Irak’taki temaslarına da değinen Erdoğan, Irak'ta güvenlik, terörle mücadele, çevre, orman, enerji, tarım gibi alanlarda 48 adet protokol imzaladığını söyledi. Başbakan Erdoğan, bu sürecin sadece Irak ve ülkemize değil, bölgemizin güvenlik refah ve istikrarına da olumlu katkı yapacağını belirtti. Irak'ın geleceği üç etkene bağlı olduğunu dikkat çeken Erdoğan, bu etkenleri: Terör ortamından güvenlik ortamına geçilmesi, Irak'ın altyapı olarak yeniden inşa edilmesi ve halkın refahının sağlanması olarak sıraladı.

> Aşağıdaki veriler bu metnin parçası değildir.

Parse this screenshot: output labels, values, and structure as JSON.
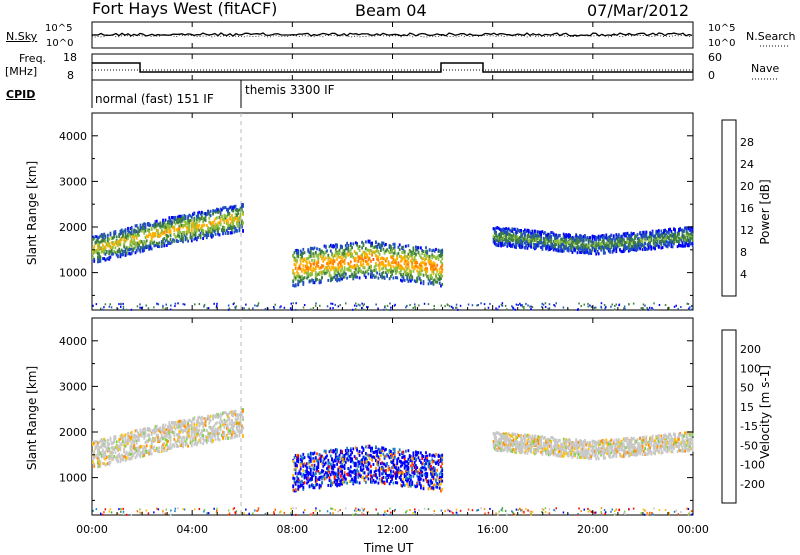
{
  "header": {
    "radar": "Fort Hays West (fitACF)",
    "beam": "Beam 04",
    "date": "07/Mar/2012"
  },
  "top_panel": {
    "left_label": "N.Sky",
    "right_label": "N.Search",
    "left_ticks": [
      "10^5",
      "10^0"
    ],
    "right_ticks": [
      "10^5",
      "10^0"
    ]
  },
  "freq_panel": {
    "left_label_1": "Freq.",
    "left_label_2": "[MHz]",
    "right_label": "Nave",
    "left_ticks": [
      "18",
      "8"
    ],
    "right_ticks": [
      "60",
      "0"
    ]
  },
  "cpid_panel": {
    "label": "CPID",
    "modes": [
      "normal (fast) 151 IF",
      "themis 3300 IF"
    ]
  },
  "colors": {
    "power_scale": [
      "#0000ff",
      "#2050c0",
      "#3f8040",
      "#8fbf3f",
      "#ffb000",
      "#ff8000",
      "#ff5000",
      "#ff0000"
    ],
    "velocity_scale": [
      "#ff0000",
      "#ff5000",
      "#ff9000",
      "#ffc000",
      "#c8c8c8",
      "#80d040",
      "#40a040",
      "#2080c0",
      "#0000ff"
    ],
    "ground_scatter": "#c8c8c8"
  },
  "chart_data": [
    {
      "type": "heatmap",
      "title": "Power",
      "ylabel": "Slant Range [km]",
      "colorbar_label": "Power [dB]",
      "colorbar_ticks": [
        "28",
        "24",
        "20",
        "16",
        "12",
        "8",
        "4"
      ],
      "ylim": [
        180,
        4500
      ],
      "y_ticks": [
        "1000",
        "2000",
        "3000",
        "4000"
      ],
      "xlim": [
        0,
        24
      ],
      "regions": [
        {
          "t0": 0.0,
          "t1": 6.0,
          "r_center": [
            1500,
            1900,
            2200
          ],
          "width": 300,
          "level": 18
        },
        {
          "t0": 8.0,
          "t1": 14.0,
          "r_center": [
            1100,
            1300,
            1100
          ],
          "width": 400,
          "level": 22
        },
        {
          "t0": 16.0,
          "t1": 24.0,
          "r_center": [
            1800,
            1600,
            1800
          ],
          "width": 200,
          "level": 12
        }
      ]
    },
    {
      "type": "heatmap",
      "title": "Velocity",
      "ylabel": "Slant Range [km]",
      "colorbar_label": "Velocity [m s-1]",
      "colorbar_ticks": [
        "200",
        "100",
        "50",
        "15",
        "-15",
        "-50",
        "-100",
        "-200"
      ],
      "ylim": [
        180,
        4500
      ],
      "y_ticks": [
        "1000",
        "2000",
        "3000",
        "4000"
      ],
      "xlim": [
        0,
        24
      ],
      "x_ticks": [
        "00:00",
        "04:00",
        "08:00",
        "12:00",
        "16:00",
        "20:00",
        "00:00"
      ],
      "xlabel": "Time UT"
    }
  ]
}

Filistin sorunu çözülmeden Orta Doğu’da barış tesis edilemez Filistin'in Orta Doğu'daki sorunların merkezinde yer aldığını ve bu mesele çözülmeden Orta Doğu'da kalıcı barışın tesis edilemeyeceğini kaydeden Erdoğan, Gazze'ye yönelik operasyonların üzerinden 9 ay geçtiği halde yaşanan trajedinin yaralarının sarılmadığına dikkat çekti. Başbakan Erdoğan, Gazze Şeridi üzerindeki ablukanın kaldırılması ve uluslararası toplumun bu yöndeki taahhütlerini yerine getirmesi çağrısında bulundu.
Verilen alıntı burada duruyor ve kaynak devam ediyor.